The fractious society was partly caused by a government plan to grow a Malay middle class following race riots in 1969. The bumiputera policy of promoting Malay rights grew the pool of educated Malays and Malay businessmen. But analysts say the policy also created a culture of entitlement among some Malays.
After the Low Yat incident, Umno leader and Cabinet minister Ismail Sabri Yaakob started Mara Digital Mall, a Malay-traders only information technology mall. It opened earlier this month and occupies a floor in a government-owned building. Mr Ismail now wants to set up similar IT malls nationwide using Mara, a government agency for helping bumiputera businesses.

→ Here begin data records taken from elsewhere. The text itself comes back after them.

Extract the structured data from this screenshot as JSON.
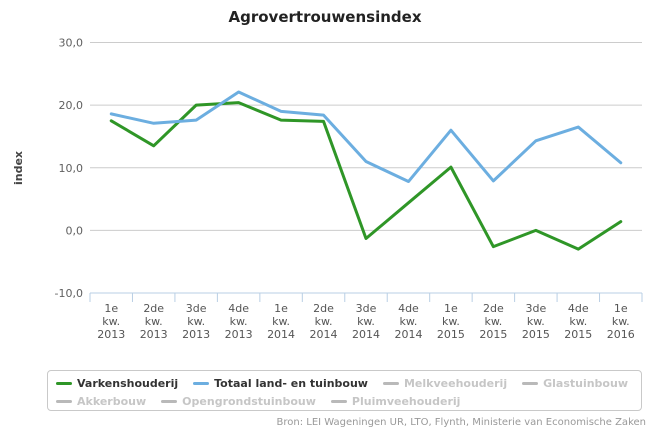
{
  "chart_data": {
    "type": "line",
    "title": "Agrovertrouwensindex",
    "ylabel": "index",
    "source": "Bron: LEI Wageningen UR, LTO, Flynth, Ministerie van Economische Zaken",
    "categories": [
      "1e kw. 2013",
      "2de kw. 2013",
      "3de kw. 2013",
      "4de kw. 2013",
      "1e kw. 2014",
      "2de kw. 2014",
      "3de kw. 2014",
      "4de kw. 2014",
      "1e kw. 2015",
      "2de kw. 2015",
      "3de kw. 2015",
      "4de kw. 2015",
      "1e kw. 2016"
    ],
    "ylim": [
      -10,
      30
    ],
    "yticks": [
      30,
      20,
      10,
      0,
      -10
    ],
    "ytick_labels": [
      "30,0",
      "20,0",
      "10,0",
      "0,0",
      "-10,0"
    ],
    "grid": "horizontal-only",
    "legend_position": "bottom-box",
    "series": [
      {
        "key": "varkenshouderij",
        "name": "Varkenshouderij",
        "color": "#2f9627",
        "enabled": true,
        "values": [
          17.5,
          13.5,
          20.0,
          20.4,
          17.6,
          17.4,
          -1.3,
          4.4,
          10.1,
          -2.6,
          0.0,
          -3.0,
          1.4
        ]
      },
      {
        "key": "totaal-land-en-tuinbouw",
        "name": "Totaal land- en tuinbouw",
        "color": "#6caee0",
        "enabled": true,
        "values": [
          18.6,
          17.1,
          17.6,
          22.1,
          19.0,
          18.4,
          11.0,
          7.8,
          16.0,
          7.9,
          14.3,
          16.5,
          10.8
        ]
      },
      {
        "key": "melkveehouderij",
        "name": "Melkveehouderij",
        "enabled": false
      },
      {
        "key": "glastuinbouw",
        "name": "Glastuinbouw",
        "enabled": false
      },
      {
        "key": "akkerbouw",
        "name": "Akkerbouw",
        "enabled": false
      },
      {
        "key": "opengrondstuinbouw",
        "name": "Opengrondstuinbouw",
        "enabled": false
      },
      {
        "key": "pluimveehouderij",
        "name": "Pluimveehouderij",
        "enabled": false
      }
    ],
    "colors": {
      "grid": "#cccccc",
      "axis": "#b9cfe4",
      "tick_label": "#606060",
      "x_label": "#555555",
      "title": "#222222",
      "axis_title": "#444444",
      "legend_active": "#333333",
      "legend_disabled_text": "#c6c6c6",
      "legend_disabled_line": "#b9b9b9",
      "source": "#999999"
    }
  }
}
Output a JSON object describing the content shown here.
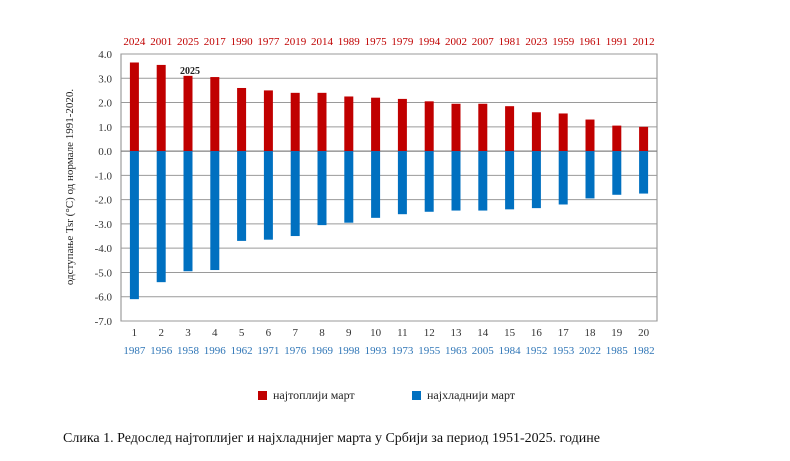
{
  "chart_data": {
    "type": "bar",
    "ylabel": "одступање Tsr (°C)  од  нормале 1991-2020.",
    "ylim": [
      -7.0,
      4.0
    ],
    "ytick_labels": [
      "4.0",
      "3.0",
      "2.0",
      "1.0",
      "0.0",
      "-1.0",
      "-2.0",
      "-3.0",
      "-4.0",
      "-5.0",
      "-6.0",
      "-7.0"
    ],
    "ranks": [
      "1",
      "2",
      "3",
      "4",
      "5",
      "6",
      "7",
      "8",
      "9",
      "10",
      "11",
      "12",
      "13",
      "14",
      "15",
      "16",
      "17",
      "18",
      "19",
      "20"
    ],
    "series": [
      {
        "name": "најтоплији март",
        "color": "#c00000",
        "years": [
          "2024",
          "2001",
          "2025",
          "2017",
          "1990",
          "1977",
          "2019",
          "2014",
          "1989",
          "1975",
          "1979",
          "1994",
          "2002",
          "2007",
          "1981",
          "2023",
          "1959",
          "1961",
          "1991",
          "2012"
        ],
        "values": [
          3.65,
          3.55,
          3.1,
          3.05,
          2.6,
          2.5,
          2.4,
          2.4,
          2.25,
          2.2,
          2.15,
          2.05,
          1.95,
          1.95,
          1.85,
          1.6,
          1.55,
          1.3,
          1.05,
          1.0
        ]
      },
      {
        "name": "најхладнији март",
        "color": "#0070c0",
        "years": [
          "1987",
          "1956",
          "1958",
          "1996",
          "1962",
          "1971",
          "1976",
          "1969",
          "1998",
          "1993",
          "1973",
          "1955",
          "1963",
          "2005",
          "1984",
          "1952",
          "1953",
          "2022",
          "1985",
          "1982"
        ],
        "values": [
          -6.1,
          -5.4,
          -4.95,
          -4.9,
          -3.7,
          -3.65,
          -3.5,
          -3.05,
          -2.95,
          -2.75,
          -2.6,
          -2.5,
          -2.45,
          -2.45,
          -2.4,
          -2.35,
          -2.2,
          -1.95,
          -1.8,
          -1.75
        ]
      }
    ],
    "annotation": {
      "label": "2025",
      "rank_index": 2
    }
  },
  "legend": {
    "warm_label": "најтоплији март",
    "cold_label": "најхладнији март"
  },
  "caption": "Слика 1. Редослед најтоплијег и најхладнијег марта у Србији за период 1951-2025. године"
}
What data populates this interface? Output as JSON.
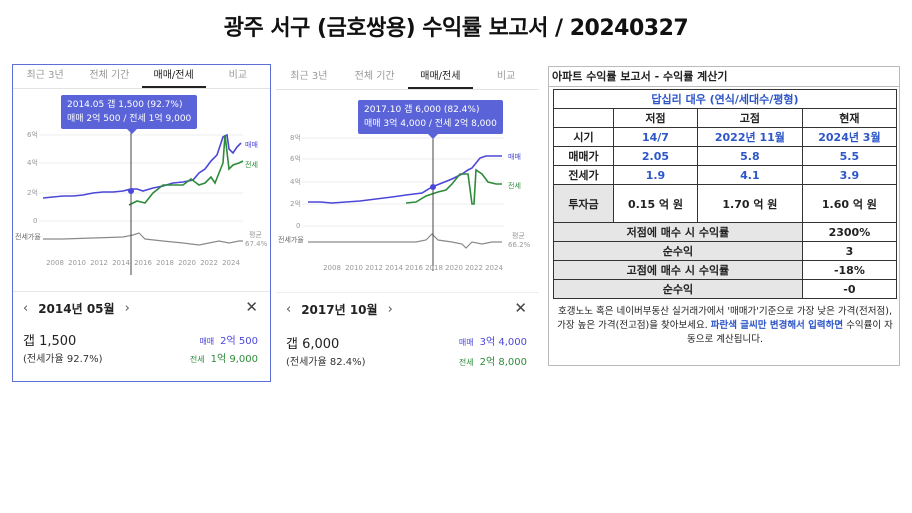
{
  "page": {
    "title": "광주 서구 (금호쌍용) 수익률 보고서 / 20240327"
  },
  "app1": {
    "tabs": [
      "최근 3년",
      "전체 기간",
      "매매/전세",
      "비교"
    ],
    "active_tab": "매매/전세",
    "tooltip_line1": "2014.05  갭 1,500 (92.7%)",
    "tooltip_line2": "매매 2억 500 / 전세 1억 9,000",
    "y_ticks": [
      "6억",
      "4억",
      "2억",
      "0"
    ],
    "x_ticks": [
      "2008",
      "2010",
      "2012",
      "2014",
      "2016",
      "2018",
      "2020",
      "2022",
      "2024"
    ],
    "legend_trade": "매매",
    "legend_jeonse": "전세",
    "ratio_axis_label": "전세가율",
    "avg_label": "평균",
    "avg_value": "67.4%",
    "detail": {
      "date": "2014년 05월",
      "gap": "갭 1,500",
      "ratio": "(전세가율 92.7%)",
      "trade_label": "매매",
      "trade_value": "2억 500",
      "jeonse_label": "전세",
      "jeonse_value": "1억 9,000"
    }
  },
  "app2": {
    "tabs": [
      "최근 3년",
      "전체 기간",
      "매매/전세",
      "비교"
    ],
    "active_tab": "매매/전세",
    "tooltip_line1": "2017.10  갭 6,000 (82.4%)",
    "tooltip_line2": "매매 3억 4,000 / 전세 2억 8,000",
    "y_ticks": [
      "8억",
      "6억",
      "4억",
      "2억",
      "0"
    ],
    "x_ticks": [
      "2008",
      "2010",
      "2012",
      "2014",
      "2016",
      "2018",
      "2020",
      "2022",
      "2024"
    ],
    "legend_trade": "매매",
    "legend_jeonse": "전세",
    "ratio_axis_label": "전세가율",
    "avg_label": "평균",
    "avg_value": "66.2%",
    "detail": {
      "date": "2017년 10월",
      "gap": "갭 6,000",
      "ratio": "(전세가율 82.4%)",
      "trade_label": "매매",
      "trade_value": "3억 4,000",
      "jeonse_label": "전세",
      "jeonse_value": "2억 8,000"
    }
  },
  "calculator": {
    "title": "아파트 수익률 보고서 - 수익률 계산기",
    "subtitle": "답십리 대우 (연식/세대수/평형)",
    "headers": [
      "",
      "저점",
      "고점",
      "현재"
    ],
    "rows": [
      {
        "label": "시기",
        "values": [
          "14/7",
          "2022년 11월",
          "2024년 3월"
        ]
      },
      {
        "label": "매매가",
        "values": [
          "2.05",
          "5.8",
          "5.5"
        ]
      },
      {
        "label": "전세가",
        "values": [
          "1.9",
          "4.1",
          "3.9"
        ]
      },
      {
        "label": "투자금",
        "values": [
          "0.15 억 원",
          "1.70 억 원",
          "1.60 억 원"
        ]
      }
    ],
    "results": [
      {
        "label": "저점에 매수 시 수익률",
        "value": "2300%"
      },
      {
        "label": "순수익",
        "value": "3"
      },
      {
        "label": "고점에 매수 시 수익률",
        "value": "-18%"
      },
      {
        "label": "순수익",
        "value": "-0"
      }
    ],
    "note_part1": "호갱노노 혹은 네이버부동산 실거래가에서 '매매가'기준으로 가장 낮은 가격(전저점), 가장 높은 가격(전고점)을 찾아보세요. ",
    "note_highlight": "파란색 글씨만 변경해서 입력하면",
    "note_part2": " 수익률이 자동으로 계산됩니다."
  },
  "colors": {
    "trade": "#4b47d8",
    "jeonse": "#2e8b3a",
    "ratio": "#8a8a8a",
    "accent": "#5a64d8",
    "calc_blue": "#2d56c8"
  }
}
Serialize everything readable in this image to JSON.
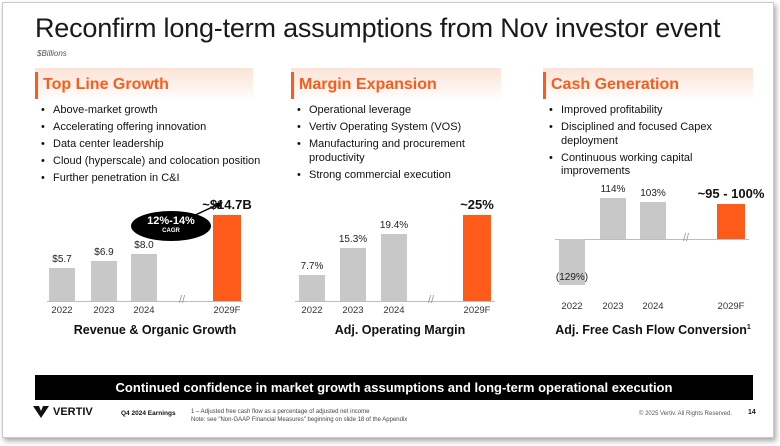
{
  "title": "Reconfirm long-term assumptions from Nov investor event",
  "subtitle": "$Billions",
  "columns": [
    {
      "heading": "Top Line Growth",
      "bullets": [
        "Above-market growth",
        "Accelerating offering innovation",
        "Data center leadership",
        "Cloud (hyperscale) and colocation position",
        "Further penetration in C&I"
      ],
      "chart_title": "Revenue & Organic Growth"
    },
    {
      "heading": "Margin Expansion",
      "bullets": [
        "Operational leverage",
        "Vertiv Operating System (VOS)",
        "Manufacturing and procurement productivity",
        "Strong commercial execution"
      ],
      "chart_title": "Adj. Operating Margin"
    },
    {
      "heading": "Cash Generation",
      "bullets": [
        "Improved profitability",
        "Disciplined and focused Capex deployment",
        "Continuous working capital improvements"
      ],
      "chart_title": "Adj. Free Cash Flow Conversion",
      "chart_title_sup": "1"
    }
  ],
  "cagr": {
    "value": "12%-14%",
    "label": "CAGR"
  },
  "chart_data": [
    {
      "type": "bar",
      "categories": [
        "2022",
        "2023",
        "2024",
        "2029F"
      ],
      "values": [
        5.7,
        6.9,
        8.0,
        14.7
      ],
      "labels": [
        "$5.7",
        "$6.9",
        "$8.0",
        "~$14.7B"
      ],
      "title": "Revenue & Organic Growth",
      "highlight_color": "#FE5B1A",
      "base_color": "#C8C8C8"
    },
    {
      "type": "bar",
      "categories": [
        "2022",
        "2023",
        "2024",
        "2029F"
      ],
      "values": [
        7.7,
        15.3,
        19.4,
        25
      ],
      "labels": [
        "7.7%",
        "15.3%",
        "19.4%",
        "~25%"
      ],
      "title": "Adj. Operating Margin",
      "highlight_color": "#FE5B1A",
      "base_color": "#C8C8C8"
    },
    {
      "type": "bar",
      "categories": [
        "2022",
        "2023",
        "2024",
        "2029F"
      ],
      "values": [
        -129,
        114,
        103,
        97.5
      ],
      "labels": [
        "(129%)",
        "114%",
        "103%",
        "~95 - 100%"
      ],
      "title": "Adj. Free Cash Flow Conversion",
      "highlight_color": "#FE5B1A",
      "base_color": "#C8C8C8"
    }
  ],
  "banner": "Continued confidence in market growth assumptions and long-term operational execution",
  "footer": {
    "logo": "VERTIV",
    "quarter": "Q4 2024 Earnings",
    "note1": "1 – Adjusted free cash flow as a percentage of adjusted net income",
    "note2": "Note: see \"Non-GAAP Financial Measures\" beginning on slide 18 of the Appendix",
    "copyright": "© 2025 Vertiv. All Rights Reserved.",
    "page": "14"
  },
  "colors": {
    "accent": "#FE5B1A",
    "bar": "#C8C8C8",
    "banner": "#000000"
  }
}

Those who set up shop in the Mara mall are given rent-free kiosks for six months, followed by below- market-rate rents thereafter. On the ground, there are worries that small business disputes are twisted and infused with a racial slant.
"It's not about race," said jeweller May Choo, who operates in Kota Raya, referring to the cellphone fracas on Sunday. "It's unfortunate that some people are using the race card and painting things badly."
Deputy Prime Minister Ahmad Zahid Hamidi said on Wednesday: "If there is a misunderstanding or unhappiness that arises between them, then it should be dealt with as it is and nothing else. Racial or religious factors should not be dragged in."
A carpark attendant was jailed for four days for the Kota Raya brawl and fined RM1,800 (S$600) and two others are being held.
Other Malay groups have now jumped in and are blaming Chinese traders for "cheating". They include Islamic group Isma and the Muslim Consumers Association. This could worsen the multi-ethnic cracks, analysts say. "Of course, if left unchecked it would certainly escalate," said Dr Oh Ei Sun, senior fellow at S. Rajaratnam School of International Studies in Singapore.
There are worries that the more aggressive Malay voices are becoming louder, as mainstream Umno leaders keep to the sidelines.
"Whenever there's a power struggle at the highest level, you'll see racial politics being played," said Dr Oh. "It distracts people from the political troubles at the top."